When my son was finally released from the hospital, they told me a nurse would be visiting my home. I was not asked if I wanted this service. I was given no reason why this nurse would be checking on me. This was not standard practice, and again, my child was not ill. He received no medical intervention in the NICU, I received no special instructions for his care, and he was on no medication. The visiting nurse came twice and offered the only validation regarding my efforts to breastfeed. She weighed him on a portable scale and smiled. He was gaining weight.

Today, I am a sociology professor of family, race, and ethnicity. I know the statistics all too well. Middle-income mothers who are 30 and older are far more likely to breastfeed their children than their younger and poorer counterparts. I mothered two newborns at very different times in my life, so I experienced firsthand the intricate factors that go into creating this disparity. I didn’t have the resources to invest in the many gadgets designed to make breastfeeding easier. Seventeen years ago, medical insurance companies were not required to cover the cost of breast pumps for new parents. (We have Obamacare to thank for that changing.)

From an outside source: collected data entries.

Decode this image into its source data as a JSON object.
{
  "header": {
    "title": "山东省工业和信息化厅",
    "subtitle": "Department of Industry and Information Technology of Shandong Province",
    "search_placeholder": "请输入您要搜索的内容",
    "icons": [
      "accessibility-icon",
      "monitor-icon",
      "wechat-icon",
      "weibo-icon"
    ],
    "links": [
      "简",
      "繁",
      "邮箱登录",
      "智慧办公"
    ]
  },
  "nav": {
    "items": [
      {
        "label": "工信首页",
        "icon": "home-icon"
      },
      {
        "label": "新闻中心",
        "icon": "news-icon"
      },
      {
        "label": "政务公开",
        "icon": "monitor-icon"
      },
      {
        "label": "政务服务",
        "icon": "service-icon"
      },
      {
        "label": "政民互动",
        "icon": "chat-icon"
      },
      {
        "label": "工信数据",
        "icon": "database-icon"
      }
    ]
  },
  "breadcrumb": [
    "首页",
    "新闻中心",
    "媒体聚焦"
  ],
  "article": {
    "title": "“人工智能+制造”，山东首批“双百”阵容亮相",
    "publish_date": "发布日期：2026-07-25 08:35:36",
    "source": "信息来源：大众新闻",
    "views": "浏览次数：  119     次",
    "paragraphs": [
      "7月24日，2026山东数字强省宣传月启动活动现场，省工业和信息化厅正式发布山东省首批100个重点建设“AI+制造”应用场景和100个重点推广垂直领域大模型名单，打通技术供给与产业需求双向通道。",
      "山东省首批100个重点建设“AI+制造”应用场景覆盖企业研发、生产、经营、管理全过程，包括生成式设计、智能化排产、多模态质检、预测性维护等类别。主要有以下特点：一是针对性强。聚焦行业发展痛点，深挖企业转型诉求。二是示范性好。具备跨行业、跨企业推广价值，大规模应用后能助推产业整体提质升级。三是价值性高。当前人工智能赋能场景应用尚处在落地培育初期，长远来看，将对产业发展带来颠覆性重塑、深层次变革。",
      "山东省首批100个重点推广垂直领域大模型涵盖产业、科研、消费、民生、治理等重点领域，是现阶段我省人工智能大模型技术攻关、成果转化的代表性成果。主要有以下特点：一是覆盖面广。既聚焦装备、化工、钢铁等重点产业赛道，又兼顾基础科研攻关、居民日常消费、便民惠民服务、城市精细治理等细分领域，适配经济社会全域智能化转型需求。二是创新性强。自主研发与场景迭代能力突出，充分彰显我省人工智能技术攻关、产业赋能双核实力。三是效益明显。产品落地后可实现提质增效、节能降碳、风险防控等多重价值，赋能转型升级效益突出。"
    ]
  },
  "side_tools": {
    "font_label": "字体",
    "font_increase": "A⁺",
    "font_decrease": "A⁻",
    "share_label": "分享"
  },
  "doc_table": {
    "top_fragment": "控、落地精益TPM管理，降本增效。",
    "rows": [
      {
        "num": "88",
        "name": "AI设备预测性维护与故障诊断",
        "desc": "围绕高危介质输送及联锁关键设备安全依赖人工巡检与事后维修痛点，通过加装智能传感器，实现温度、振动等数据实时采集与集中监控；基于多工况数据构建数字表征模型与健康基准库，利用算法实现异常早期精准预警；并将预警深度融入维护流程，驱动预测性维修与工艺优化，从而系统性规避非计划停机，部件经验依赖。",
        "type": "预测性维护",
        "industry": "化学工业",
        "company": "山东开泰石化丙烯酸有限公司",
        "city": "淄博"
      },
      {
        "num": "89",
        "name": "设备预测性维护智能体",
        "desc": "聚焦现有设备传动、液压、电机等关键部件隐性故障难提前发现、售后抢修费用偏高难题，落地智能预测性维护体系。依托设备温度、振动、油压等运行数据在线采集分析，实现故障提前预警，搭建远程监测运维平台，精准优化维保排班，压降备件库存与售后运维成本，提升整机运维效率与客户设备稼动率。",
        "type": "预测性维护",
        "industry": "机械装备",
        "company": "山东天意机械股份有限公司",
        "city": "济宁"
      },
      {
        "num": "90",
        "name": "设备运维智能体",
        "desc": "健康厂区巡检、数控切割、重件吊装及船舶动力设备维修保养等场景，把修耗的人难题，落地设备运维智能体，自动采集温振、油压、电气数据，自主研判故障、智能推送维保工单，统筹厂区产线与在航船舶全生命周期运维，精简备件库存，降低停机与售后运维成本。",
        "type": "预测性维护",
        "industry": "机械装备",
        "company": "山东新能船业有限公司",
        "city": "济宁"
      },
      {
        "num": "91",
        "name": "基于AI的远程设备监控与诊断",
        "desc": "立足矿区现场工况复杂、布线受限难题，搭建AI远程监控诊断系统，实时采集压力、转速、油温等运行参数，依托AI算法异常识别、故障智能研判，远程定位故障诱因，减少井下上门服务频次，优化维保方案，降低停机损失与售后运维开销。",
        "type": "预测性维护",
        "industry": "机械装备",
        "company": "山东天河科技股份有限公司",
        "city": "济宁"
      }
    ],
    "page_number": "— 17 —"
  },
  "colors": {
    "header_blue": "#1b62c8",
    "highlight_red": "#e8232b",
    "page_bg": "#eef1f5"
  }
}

But this inequality is the result of more than financial resources. As a poor, brown, single parent, I was not treated like a mother. I was not respected as the person who knew what was right for my child. Medical professionals treated me like someone who needed vetting. No one encouraged me to breastfeed because no one wanted to facilitate my parenting until I had been vetted. That’s not about financial resources. That’s racism.

I’ve spent many years thinking about what the red flag in my file might have said. Was it an actual red flag, or were people just reading my young brown body in a particular way? Something about me signaled I was not competent. If my experience indicates what poor women of color experience in childbirth, then our society needs to take more ownership for the inequalities that exist between poor children of color and their white middle-class counterparts.

My two children couldn’t be raised under more different circumstances. My daughter will have far more opportunities than I was ever able to offer my son. Their drastically different starts in life will continue to influence them into adulthood. Neither of my children will be spared the effects of racism, but moving up the socioeconomic ladder has already made things easier for my second.

The more health practitioners become obsessed with the benefits of breastfeeding for babies, the more attention they devote to class inequality and its impact on parents’ breastfeeding choices. But until we start owning the impact that racism has on the medical care that people of color receive, I doubt we will get very far.